Another 24 hours, and Ken Dawson was allowed to return to Scotland.

And Blackpool, after all that, won 1-0 with a goal shot in the first five minutes by Bob Finan for this team:

Wallace, Blair (D.), Sibley, Farrow, Hayward, Johnston, Munro, Buchan, Finan, Eastham and Mauchline.

Bob Mauchline was a young Scot from the Hearts who played only two more games in Blackpool’s first team.

 ***

IS George McKnight coming into his own?

This young Irishman non-smoker, non-drinker, one who takes his football seriously - would have led the Blackpool forwards this season if he had been able in the practice matches to reproduce the game he played in Ireland last season.

He played in six Central League games before he scored.
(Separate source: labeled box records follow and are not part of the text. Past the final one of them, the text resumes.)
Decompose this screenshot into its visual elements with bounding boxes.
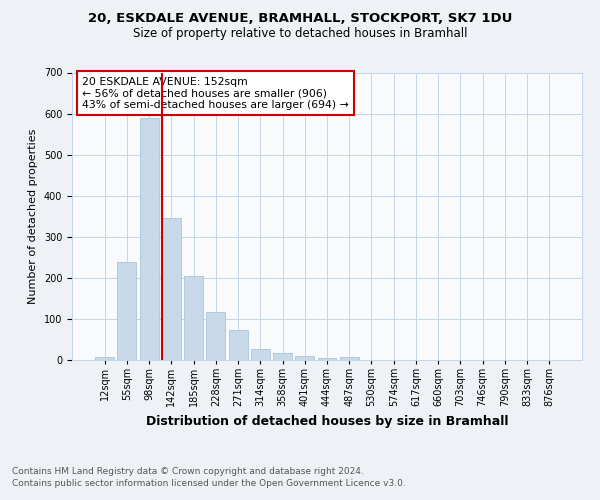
Bar (206, 312, 225, 360)
X-axis label: Distribution of detached houses by size in Bramhall: Distribution of detached houses by size … (146, 414, 508, 428)
Bar (184, 276, 203, 360)
Bar (317, 358, 337, 360)
Bar (295, 356, 314, 360)
Text: 20, ESKDALE AVENUE, BRAMHALL, STOCKPORT, SK7 1DU: 20, ESKDALE AVENUE, BRAMHALL, STOCKPORT,… (88, 12, 512, 26)
Bar (118, 262, 136, 360)
Bar (95, 356, 114, 360)
Bar (340, 356, 359, 360)
Bar (273, 353, 292, 360)
Bar (162, 218, 181, 360)
Bar (140, 118, 158, 360)
Bar (229, 330, 248, 360)
Bar (251, 349, 270, 360)
Text: Contains public sector information licensed under the Open Government Licence v3: Contains public sector information licen… (12, 479, 406, 488)
Y-axis label: Number of detached properties: Number of detached properties (28, 128, 38, 304)
Text: 20 ESKDALE AVENUE: 152sqm
← 56% of detached houses are smaller (906)
43% of semi: 20 ESKDALE AVENUE: 152sqm ← 56% of detac… (82, 77, 349, 110)
Text: Size of property relative to detached houses in Bramhall: Size of property relative to detached ho… (133, 28, 467, 40)
Text: Contains HM Land Registry data © Crown copyright and database right 2024.: Contains HM Land Registry data © Crown c… (12, 467, 364, 476)
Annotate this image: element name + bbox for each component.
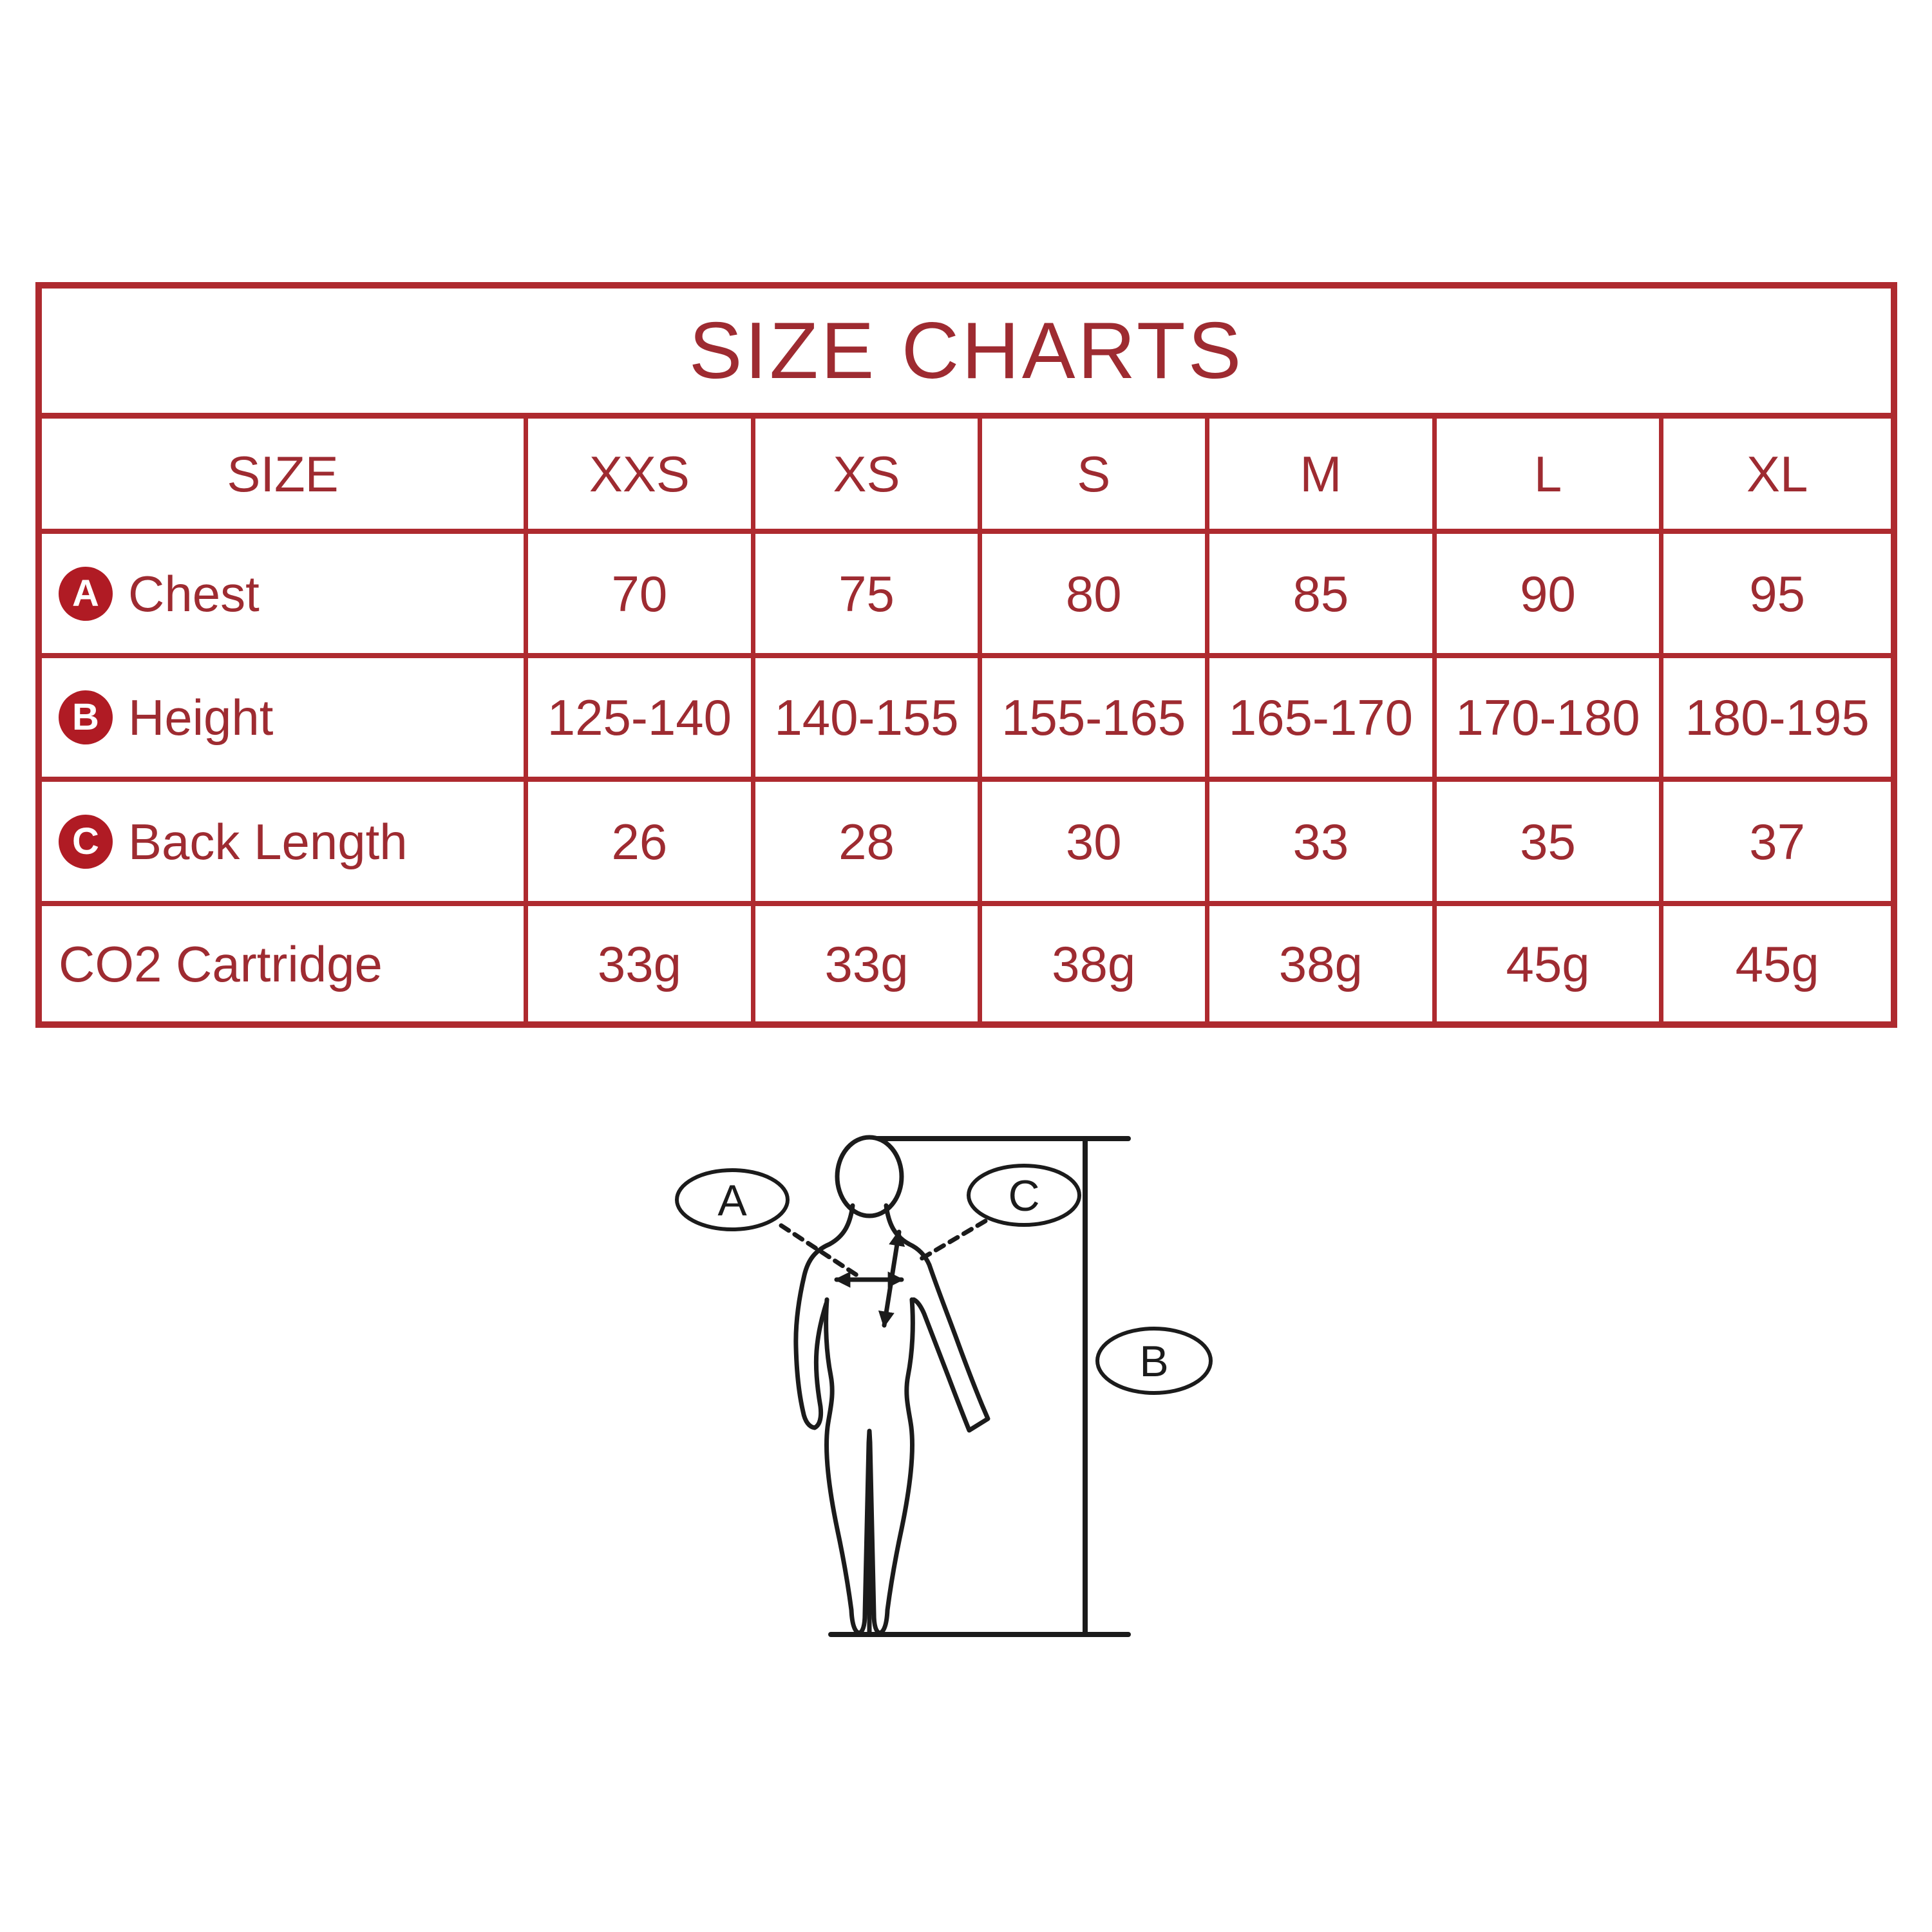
header-l: L bbox=[1436, 419, 1664, 534]
cell-height-xxs: 125-140 bbox=[528, 658, 755, 782]
cell-height-l: 170-180 bbox=[1436, 658, 1664, 782]
cell-chest-l: 90 bbox=[1436, 534, 1664, 658]
back-length-measure-arrow bbox=[878, 1229, 905, 1328]
size-chart-table: SIZE CHARTS SIZE XXS XS S M L XL A Chest… bbox=[35, 282, 1897, 1028]
mannequin-head bbox=[835, 1135, 904, 1218]
label-c-ellipse: C bbox=[967, 1164, 1081, 1227]
label-c-text: C bbox=[1008, 1171, 1039, 1220]
label-b-ellipse: B bbox=[1095, 1327, 1213, 1395]
mannequin-right-arm bbox=[884, 1203, 990, 1433]
row-label-text: Height bbox=[128, 689, 274, 746]
table-title: SIZE CHARTS bbox=[42, 289, 1891, 419]
pointer-line-a bbox=[779, 1223, 862, 1280]
label-b-text: B bbox=[1139, 1337, 1168, 1386]
header-xs: XS bbox=[755, 419, 983, 534]
pointer-line-c bbox=[917, 1218, 988, 1262]
cell-chest-xxs: 70 bbox=[528, 534, 755, 658]
row-label-co2-cartridge: CO2 Cartridge bbox=[42, 906, 529, 1021]
header-m: M bbox=[1209, 419, 1437, 534]
row-label-height: B Height bbox=[42, 658, 529, 782]
header-s: S bbox=[982, 419, 1210, 534]
mannequin-figure bbox=[793, 1135, 990, 1636]
badge-a: A bbox=[59, 566, 113, 621]
row-label-text: CO2 Cartridge bbox=[59, 935, 383, 992]
header-size: SIZE bbox=[42, 419, 529, 534]
row-label-text: Back Length bbox=[128, 813, 408, 870]
cell-co2-l: 45g bbox=[1437, 906, 1664, 1021]
measurement-diagram: A C B bbox=[675, 1135, 1213, 1637]
header-xl: XL bbox=[1663, 419, 1891, 534]
badge-b: B bbox=[59, 690, 113, 744]
cell-co2-xs: 33g bbox=[755, 906, 983, 1021]
cell-back-m: 33 bbox=[1209, 782, 1437, 906]
cell-back-xl: 37 bbox=[1663, 782, 1891, 906]
cell-height-m: 165-170 bbox=[1209, 658, 1437, 782]
cell-chest-xs: 75 bbox=[755, 534, 983, 658]
cell-co2-xl: 45g bbox=[1735, 935, 1819, 992]
cell-chest-xl: 95 bbox=[1663, 534, 1891, 658]
label-a-ellipse: A bbox=[675, 1168, 790, 1231]
cell-height-s: 155-165 bbox=[982, 658, 1210, 782]
cell-co2-m: 38g bbox=[1209, 906, 1437, 1021]
cell-back-xs: 28 bbox=[755, 782, 983, 906]
row-label-back-length: C Back Length bbox=[42, 782, 529, 906]
label-a-text: A bbox=[717, 1176, 747, 1225]
badge-c: C bbox=[59, 814, 113, 869]
cell-back-s: 30 bbox=[982, 782, 1210, 906]
cell-chest-s: 80 bbox=[982, 534, 1210, 658]
row-label-text: Chest bbox=[128, 565, 260, 622]
cell-back-xxs: 26 bbox=[528, 782, 755, 906]
header-xxs: XXS bbox=[528, 419, 755, 534]
row-label-chest: A Chest bbox=[42, 534, 529, 658]
cell-height-xs: 140-155 bbox=[755, 658, 983, 782]
cell-co2-s: 38g bbox=[982, 906, 1210, 1021]
cell-height-xl: 180-195 bbox=[1663, 658, 1891, 782]
cell-chest-m: 85 bbox=[1209, 534, 1437, 658]
cell-back-l: 35 bbox=[1436, 782, 1664, 906]
cell-co2-xxs: 33g bbox=[528, 906, 755, 1021]
mannequin-left-arm bbox=[793, 1203, 855, 1430]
Since then he has shot seven goals in four games.

Six League clubs went hunting for him during the summer. They were not all wrong.

 ***

NEWCASTLE won the sweep the other day with 13 goals.

Remember the weekend during the war when Blackpool won it with 15?

It was on February 28th, 1942. Tranmere Rovers lost 15-3 at Blackpool. Jock Dodds shot seven of the 15, including a double “hat-trick” and three goals in tw
o and a half minutes.

Playing for the Rovers in that landslide was Tom Lewis, the former Blackpool and Bradford forward.

***

I HEAR good reports of the football Sam Nelson, the ex-Linfield amateur, is playing in the Central League for Blackpool.

Blackpool beat Preston on the post when George McKnight was signed. They took this other Irishman almost off North End’s doorstep a few months later.

At Deepdale they were unaware that he had left Ireland and was working in Preston when Blackpool invited him over for a trial and signed him on an amateur form.

 ***

A NAME that made news last week: Eric Hayward.

When the Blackpool centre-half scored a goal which won a point for Blackpool Reserve at Bolton it was his first for Blackpool since September 18th, 1943. He has, admittedly, been out of Blackpool football and spent two years playing nearly on the other side of the world since then.

But his goals are so few that they deserve a paragraph when he shoots one.

  ***

MR. MATT BUSBY is reported to be searching for a new goalkeeper for Manchester United. Why? Because Johnny Crompton, who played such a great game at Blackpool last weekend may soon be called up.

This goalkeeper must rank as the No. 1 penalty-stopper in the present-day game. He has already saved three out of four this season, and in 1943-44, when playing for Goslings, a Manchester amateur club, he had the remarkable record of 10 out of 11.  

 ***

FEW off-the-front-page transfers here and there have made about £3,000 for Blackpool this season. It all adds up.

That overdraft, which soared to over £30,000 before the war, must be in four figures now for the first time for years.

 ***

ONE OF THE OLD BRIGADE

WHEREVER I go with Blackpool one of the old brigade - and some not so old - appear to say “How d’ye do ?” (writes Spectator”).

The latest was Arthur Smalley, the forward from Scunthorpe, who came to Blackpool at a time in the early ’30’s when Jimmy Hampson was in his pomp and other centre-forwards on the staff had an unenviable lot.

He played as an outside-left, at left-half, nearly everywhere except at centre-forward, but wherever he played he was a 100 per cent. 90 minutes man.